Any thoughts on general principles on how to decide which patch
to accept, given both seem much more better than the existing code?
- Patrick McGehearty
On 2/8/2018 5:40 AM, Wilco Dijkstra wrote:
Has there been a serious discussion in the past of to what degree
of accuracy glibc/libm should support other rounding modes than
round-to-nearest? If a concensus decision were made that
other rounding modes were allowed slightly greater ulp diffs,
we could remove all the rounding mode checks and get
faster code. Failing that concensus, I don't see how we
can bypass the rounding mode checks for the generic code.

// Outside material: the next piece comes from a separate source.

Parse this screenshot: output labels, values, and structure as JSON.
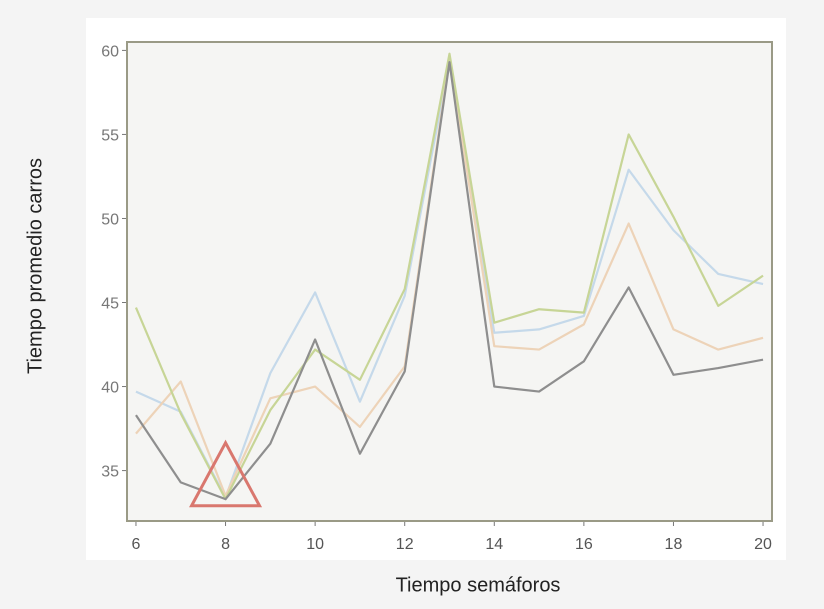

There have been various discussions, but nothing conclusive. I believe the
rounding mode changes can be removed from all the key math functions if we
accept 1 extra ULP in non-nearest rounding modes. As Szabolcs mentioned
there are some round-to-int idioms used by math functions which rely on a
specific rounding mode, but we can fix those.
If rounding errors in the more complex functions go up (some are very
sensitive to ULP), we could consider adding the rounding mode changes there -
that means you only do it where absolutely necessary, and also in cases where
the relative overhead is much lower.
Or alternatively we could agree that we don't have a requirement to optimize
math functions for absolute best possible ULP with different rounding modes,
and accept larger ULP errors.
I'll look into comparing removing the slow path on Sparc and
x86, including running my own "10 million values" test to
get a sense of how frequently the slow path is triggered
and what the largest relative error that test observes.
I'll also run timing tests.
Yes I noticed that even when the slow path doesn't trigger, it has a significant
overhead (log is 18% faster without the slow paths). Note we'll likely post patches
for removing slow paths in exp, pow as well.